Running Out

Not much time left     here     in the other Brooklin
overlooking    Herrick Bay
driven like an anchor into the town's center

it is as though all of the animals had come out of the woods
to speak     now     in that instant     when the season     flees
and leaves its shards in the middens

the black bear, the gray coyote, the broad-tailed hawk
who all summer have been so
assiduously hiding     appear

my neighbor     won't go out of her house alone
and when the full moon hangs low in the branches
and doesn't     annihilate the stars

there's nowhere to hide     from its cold pallor
all stands exposed     osmotic hunks     creatures who breathe
so when a man staggers red-faced and drunk up Naskeag
Road

in the direction of town and blunders into a woman's house
through     an unlocked door     looking for help
late one Sunday afternoon     he's done for

and the signs of damage are the skidmarks and the gold
Volkswagon beetle     a once souped-up job
fuming in the roadside bushes     and going farther
and farther into the woods every time the story is told. . .
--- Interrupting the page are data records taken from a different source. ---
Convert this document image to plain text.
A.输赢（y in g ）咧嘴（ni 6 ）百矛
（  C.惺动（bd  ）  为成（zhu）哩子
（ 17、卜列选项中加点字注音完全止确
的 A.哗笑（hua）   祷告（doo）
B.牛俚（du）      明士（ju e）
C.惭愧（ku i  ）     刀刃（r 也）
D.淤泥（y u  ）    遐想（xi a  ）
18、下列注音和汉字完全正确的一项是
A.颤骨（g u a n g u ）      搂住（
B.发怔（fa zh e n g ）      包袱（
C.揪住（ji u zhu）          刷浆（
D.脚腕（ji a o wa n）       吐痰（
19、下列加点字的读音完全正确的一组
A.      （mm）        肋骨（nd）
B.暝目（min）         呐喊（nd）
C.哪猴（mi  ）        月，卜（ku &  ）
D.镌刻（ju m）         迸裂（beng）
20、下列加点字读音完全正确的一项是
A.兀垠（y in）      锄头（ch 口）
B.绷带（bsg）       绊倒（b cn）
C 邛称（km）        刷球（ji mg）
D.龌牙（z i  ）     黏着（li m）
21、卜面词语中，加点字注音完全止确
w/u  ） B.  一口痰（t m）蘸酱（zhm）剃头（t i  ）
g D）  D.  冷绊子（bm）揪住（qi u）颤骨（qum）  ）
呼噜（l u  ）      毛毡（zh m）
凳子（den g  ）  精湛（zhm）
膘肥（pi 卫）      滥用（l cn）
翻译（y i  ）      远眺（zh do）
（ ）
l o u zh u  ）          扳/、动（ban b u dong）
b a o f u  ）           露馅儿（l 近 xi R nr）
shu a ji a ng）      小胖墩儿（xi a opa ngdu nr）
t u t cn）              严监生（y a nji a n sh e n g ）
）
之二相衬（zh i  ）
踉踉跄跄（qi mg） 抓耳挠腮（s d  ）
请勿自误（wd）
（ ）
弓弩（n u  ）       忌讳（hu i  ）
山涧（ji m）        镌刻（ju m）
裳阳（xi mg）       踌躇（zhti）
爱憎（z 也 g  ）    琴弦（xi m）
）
and yesterday, at dusk, while the last shadows
were holding their ground against the spreading redness
I paused by Arthur Smith's, whose house stands

on the level after the steepest hill
in the world. And I said, "Hi Arthur,
how're ya doin'?" "Better today.

Gettin' better every day. By the time I reach a-hundred
I ought to be a man." And poked his fork
into some meat on the grill, shook his head and said:

"Not quite done yet. . ." Just beyond, the harbor
was packed with boats and cars lined up on the side
of the road. It could have been Singapore.